Still, all the hard and painful work has, he reckons, stood to him as he starts when Ulster host fellow play-off hopefuls Scarlets tomorrow with just seven regulation season games to go when referee Ian Davies blows for full-time.

"I've essentially been doing a pre-season and I've been running up and down stairs and also pulling big sleds so I feel reasonably fit and the strength has come back in the shoulder," said the player due to make his 142nd appearance for Ulster tomorrow, though this will only be his 10th game for the province this season.

It's been deeply frustrating not playing in a white shirt and then along came the Six Nations squad announcement which placed him in a form of limbo as being named as someone who might get a look in later on, depending on how his recovery and game-time work out.

Now that the shoulder is feeling right and Henry is playing again, there is already an air of expectation that he will not only bring something else to the province's drive to make the play-offs but possibly also feature in Joe Schmidt's thoughts now that Sean O'Brien's championship is over.

"I haven't played anywhere near enough," 24-times capped Henry said when the Ireland issue was raised. "If I get back and play well and Joe wants me back then that would be amazing.

"If I get down to help and contribute in a training week then that would also be amazing but I need to get playing and contributing in a white jersey."

Henry, who had a key role in 2014's Six Nations title win and who last featured in green at the World Cup, admits that he rushed himself back after damaging his shoulder early in December's European win over Toulouse at the Kingspan and it has certainly cost him in terms of missing key games and not being inked in for the Six Nations.

"It's so frustrating being out. I want to get that game-time and get my rhythm back and contribute as best I can because when they're (Ulster) winning without you, you'd be lying if you didn't admit to wanting to get straight back out there as quickly as possible," Henry added while rightly name-checking Sean Reidy as playing notably well in his place.

"As a No.7 you need to be battle-hardened, you need to be playing week on week to get the best out of you as you're in contact so much."

Now, though, it's about getting back out there to feel the strain from actually helping to propel Ulster forward towards nailing nail down a fifth PRO12 semi-final in six years and preferably a home one at that.

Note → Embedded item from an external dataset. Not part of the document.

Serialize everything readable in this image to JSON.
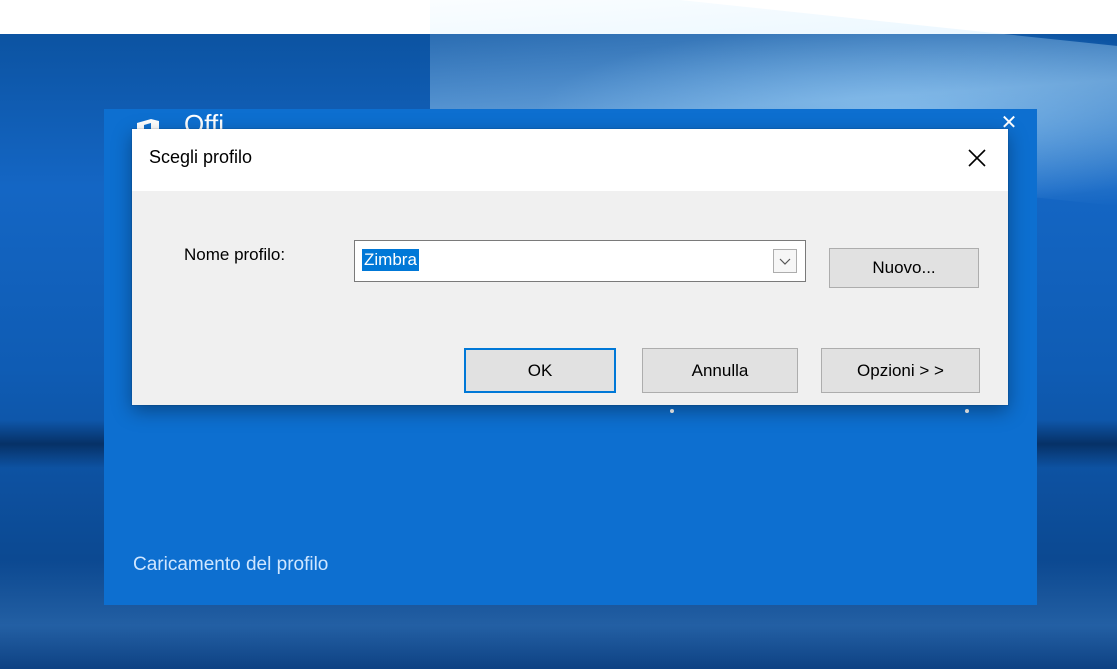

"We've targeted this run of games to get as many points as possible to put us in a healthy place," he added.

Right where he wants to be then, in the front line but without a weighted vest in sight.

Ulster's opponents tomorrow have found themselves in a bit of bother with the organisers of the European Champions Cup and have been handed down a suspended fine of €10,000 (approx £7,700) after naming an ineligible player in a match day squad.

The player involved was Jacob Cowley - who will play at the Kindpan for the Scarlets and is the son of Kiwi veteran Regan King - who was an unused sub for their Champions Cup game at Racing 92 in January.

The independent Disciplinary Committee accepted that Cowley was named in error by the Scarlets in a match which Racing 92 won 64-14 but, nevertheless, the club were deemed to have breached the tournament rules.

The West Wales club's suspended fine will only have to paid if they find themselves in breach of any further European tournament regulations from now until May 31, 2018.

Last night's Pro12 results: Benetton Treviso 19 NG Dragons 17; Ospreys 27 Edinburgh 13; Glasgow 27 Munster 24

Today's fixtures: Cardiff Blues v Leinster (3pm); Zebre v Connacht (4.30pm).

Injuries and Welsh call-ups have deprived Scarlets of much of their early season momentum. Les Kiss' (right) men should secure a fourth PRO12 win on the spin.